When a DHCP client starts up, it broadcasts a DHCP discovery packet looking for DHCP servers. DHCP servers respond to this packet with a DHCP offer packet. The client then chooses a server to obtain TCP/IP configuration information (such as an IP address). The configuration information is allocated (leased) to the client for a short period of time (such as seconds or minutes). The client must periodically renew its lease in order to continue to use the configuration.

If a DHCP client needs to find a DHCP server over the WAN, the Pipeline initiates a connection to enable the client to reach the DHCP server.

In this type of environment, the Ascend Password Protocol (APP) server must first authenticate a user before a call to the remote network can be made. APP authentication requires an IP address, but will accept a temporary (spoofed) address supplied by the Pipeline.

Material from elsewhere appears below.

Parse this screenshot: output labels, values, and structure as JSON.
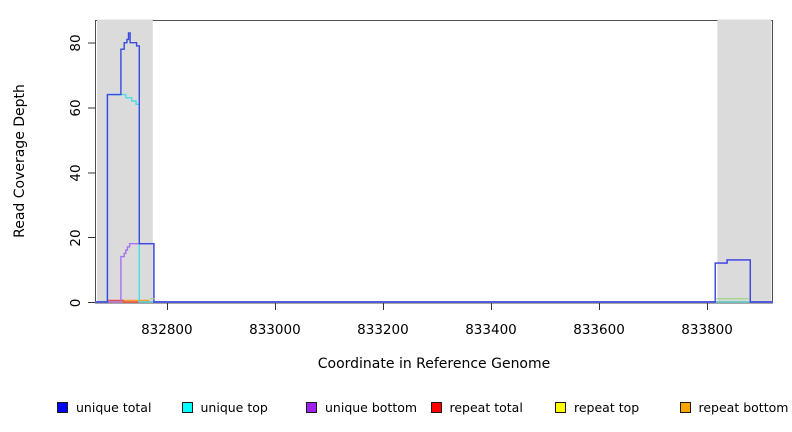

The Pipeline can be configured to temporarily act as a DHCP server for its local clients by "spoofing" a DHCP IP address before making a connection to a remote network and DHCP server. When the Pipeline receives a DHCP discover packet from a client, it gives the client a temporary IP address with a short lease time so that the client can successfully pass APP authentication (that is, enter the PIN from the SecurID card). After the client is authenticated via APP and attempts to renew its lease on the address, the Pipeline refuses the request and establishes the call to the remote network and the real DHCP server. The client then receives the address from the DHCP server and the spoofed address can be used for the next client.